特集『賢人100人に聞く!日本の未来』(全55回)の#35では、コロナ禍であらわになった私たちの思考の限界を指摘する。モデル的思考にこだわるあまり、目の前の状況変化が見えなくなっている。必要なのは、現実を見る反証主義だ。経済問題でもそれは同じだと藻谷浩介氏はいう。(ダイヤモンド編集部論説委員 小栗正嗣)
日本に今必要なのは
現実を見る反証主義
コロナ禍ではっきりした問題はモデル的思考の限界です。
モデル的思考というのは論証主義と言い換えてもいい。論証された事実を組み合わせてモデルにし、それを基に将来を予測する。モデル自体は正しく自己完結しているので、現実がそうならなくても「原因はこれ」と言い逃れできる。

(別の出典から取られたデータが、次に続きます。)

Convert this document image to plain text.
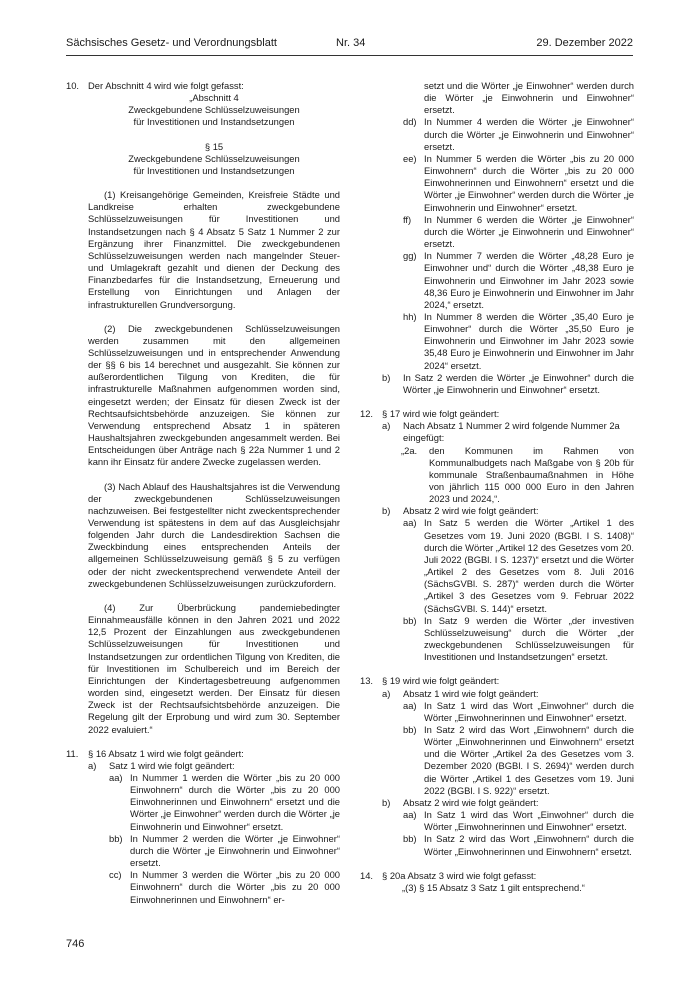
Sächsisches Gesetz- und Verordnungsblatt	Nr. 34	29. Dezember 2022
10. Der Abschnitt 4 wird wie folgt gefasst:
„Abschnitt 4
Zweckgebundene Schlüsselzuweisungen
für Investitionen und Instandsetzungen
§ 15
Zweckgebundene Schlüsselzuweisungen
für Investitionen und Instandsetzungen
(1) Kreisangehörige Gemeinden, Kreisfreie Städte und Landkreise erhalten zweckgebundene Schlüsselzuweisungen für Investitionen und Instandsetzungen nach § 4 Absatz 5 Satz 1 Nummer 2 zur Ergänzung ihrer Finanzmittel. Die zweckgebundenen Schlüsselzuweisungen werden nach mangelnder Steuer- und Umlagekraft gezahlt und dienen der Deckung des Finanzbedarfes für die Instandsetzung, Erneuerung und Erstellung von Einrichtungen und Anlagen der infrastrukturellen Grundversorgung.
(2) Die zweckgebundenen Schlüsselzuweisungen werden zusammen mit den allgemeinen Schlüsselzuweisungen und in entsprechender Anwendung der §§ 6 bis 14 berechnet und ausgezahlt. Sie können zur außerordentlichen Tilgung von Krediten, die für infrastrukturelle Maßnahmen aufgenommen worden sind, eingesetzt werden; der Einsatz für diesen Zweck ist der Rechtsaufsichtsbehörde anzuzeigen. Sie können zur Verwendung entsprechend Absatz 1 in späteren Haushaltsjahren zweckgebunden angesammelt werden. Bei Entscheidungen über Anträge nach § 22a Nummer 1 und 2 kann ihr Einsatz für andere Zwecke zugelassen werden.
(3) Nach Ablauf des Haushaltsjahres ist die Verwendung der zweckgebundenen Schlüsselzuweisungen nachzuweisen. Bei festgestellter nicht zweckentsprechender Verwendung ist spätestens in dem auf das Ausgleichsjahr folgenden Jahr durch die Landesdirektion Sachsen die Zweckbindung eines entsprechenden Anteils der allgemeinen Schlüsselzuweisung gemäß § 5 zu verfügen oder der nicht zweckentsprechend verwendete Anteil der zweckgebundenen Schlüsselzuweisungen zurückzufordern.
(4) Zur Überbrückung pandemiebedingter Einnahmeausfälle können in den Jahren 2021 und 2022 12,5 Prozent der Einzahlungen aus zweckgebundenen Schlüsselzuweisungen für Investitionen und Instandsetzungen zur ordentlichen Tilgung von Krediten, die für Investitionen im Schulbereich und im Bereich der Einrichtungen der Kindertagesbetreuung aufgenommen worden sind, eingesetzt werden. Der Einsatz für diesen Zweck ist der Rechtsaufsichtsbehörde anzuzeigen. Die Regelung gilt der Erprobung und wird zum 30. September 2022 evaluiert.“
11. § 16 Absatz 1 wird wie folgt geändert:
a) Satz 1 wird wie folgt geändert:
aa) In Nummer 1 werden die Wörter „bis zu 20 000 Einwohnern“ durch die Wörter „bis zu 20 000 Einwohnerinnen und Einwohnern“ ersetzt und die Wörter „je Einwohner“ werden durch die Wörter „je Einwohnerin und Einwohner“ ersetzt.
bb) In Nummer 2 werden die Wörter „je Einwohner“ durch die Wörter „je Einwohnerin und Einwohner“ ersetzt.
cc) In Nummer 3 werden die Wörter „bis zu 20 000 Einwohnern“ durch die Wörter „bis zu 20 000 Einwohnerinnen und Einwohnern“ er-
setzt und die Wörter „je Einwohner“ werden durch die Wörter „je Einwohnerin und Einwohner“ ersetzt.
dd) In Nummer 4 werden die Wörter „je Einwohner“ durch die Wörter „je Einwohnerin und Einwohner“ ersetzt.
ee) In Nummer 5 werden die Wörter „bis zu 20 000 Einwohnern“ durch die Wörter „bis zu 20 000 Einwohnerinnen und Einwohnern“ ersetzt und die Wörter „je Einwohner“ werden durch die Wörter „je Einwohnerin und Einwohner“ ersetzt.
ff)	In Nummer 6 werden die Wörter „je Einwohner“ durch die Wörter „je Einwohnerin und Einwohner“ ersetzt.
gg) In Nummer 7 werden die Wörter „48,28 Euro je Einwohner und“ durch die Wörter „48,38 Euro je Einwohnerin und Einwohner im Jahr 2023 sowie 48,36 Euro je Einwohnerin und Einwohner im Jahr 2024,“ ersetzt.
hh) In Nummer 8 werden die Wörter „35,40 Euro je Einwohner“ durch die Wörter „35,50 Euro je Einwohnerin und Einwohner im Jahr 2023 sowie 35,48 Euro je Einwohnerin und Einwohner im Jahr 2024“ ersetzt.
b)	In Satz 2 werden die Wörter „je Einwohner“ durch die Wörter „je Einwohnerin und Einwohner“ ersetzt.
12. § 17 wird wie folgt geändert:
a) Nach Absatz 1 Nummer 2 wird folgende Nummer 2a eingefügt:
„2a.	den Kommunen im Rahmen von Kommunalbudgets nach Maßgabe von § 20b für kommunale Straßenbaumaßnahmen in Höhe von jährlich 115 000 000 Euro in den Jahren 2023 und 2024,“.
b) Absatz 2 wird wie folgt geändert:
aa) In Satz 5 werden die Wörter „Artikel 1 des Gesetzes vom 19. Juni 2020 (BGBl. I S. 1408)“ durch die Wörter „Artikel 12 des Gesetzes vom 20. Juli 2022 (BGBl. I S. 1237)“ ersetzt und die Wörter „Artikel 2 des Gesetzes vom 8. Juli 2016 (SächsGVBl. S. 287)“ werden durch die Wörter „Artikel 3 des Gesetzes vom 9. Februar 2022 (SächsGVBl. S. 144)“ ersetzt.
bb) In Satz 9 werden die Wörter „der investiven Schlüsselzuweisung“ durch die Wörter „der zweckgebundenen Schlüsselzuweisungen für Investitionen und Instandsetzungen“ ersetzt.
13. § 19 wird wie folgt geändert:
a) Absatz 1 wird wie folgt geändert:
aa) In Satz 1 wird das Wort „Einwohner“ durch die Wörter „Einwohnerinnen und Einwohner“ ersetzt.
bb) In Satz 2 wird das Wort „Einwohnern“ durch die Wörter „Einwohnerinnen und Einwohnern“ ersetzt und die Wörter „Artikel 2a des Gesetzes vom 3. Dezember 2020 (BGBl. I S. 2694)“ werden durch die Wörter „Artikel 1 des Gesetzes vom 19. Juni 2022 (BGBl. I S. 922)“ ersetzt.
b) Absatz 2 wird wie folgt geändert:
aa) In Satz 1 wird das Wort „Einwohner“ durch die Wörter „Einwohnerinnen und Einwohner“ ersetzt.
bb) In Satz 2 wird das Wort „Einwohnern“ durch die Wörter „Einwohnerinnen und Einwohnern“ ersetzt.
14. § 20a Absatz 3 wird wie folgt gefasst:
„(3) § 15 Absatz 3 Satz 1 gilt entsprechend.“
746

しかし、そのモデルにこだわるあまり、目の前の状況の変化が見えなくなってしまう。前提が変わっているのに、相変わらず同じモデルに当てはめようとする。
論証主義と対を成すのは反証主義です。
何かを論証はしないし、モデルも組まない。常に現実を確認して、それに合わない仮説を排除していく。これが反証主義です。
論証主義者は、これが正しいと断言し、間違ったら言い訳する。それに対して反証主義者は全てをグレーと考え、トライアンドエラーで間違いを先に発見していく。
佐藤優さんの著書によると、この二つはローマ神学とビザンチン神学に対比できるそうです。ローマ神学は「神はこれである」と論証しようとする。今の西洋的学問に近いイメージです。それに対してビザンチン神学は、「かつて神はこれだと言う人がいたが、後にインチキだと分かった。神とは何かは簡単には分からないが、少なくともこれとこれは違うので気を付けないといけない」と考える。
今回のコロナ騒動もそうですが、日本に必要なのは、モデルではなく現実を見る反証主義、ビザンチン神学の方なんです。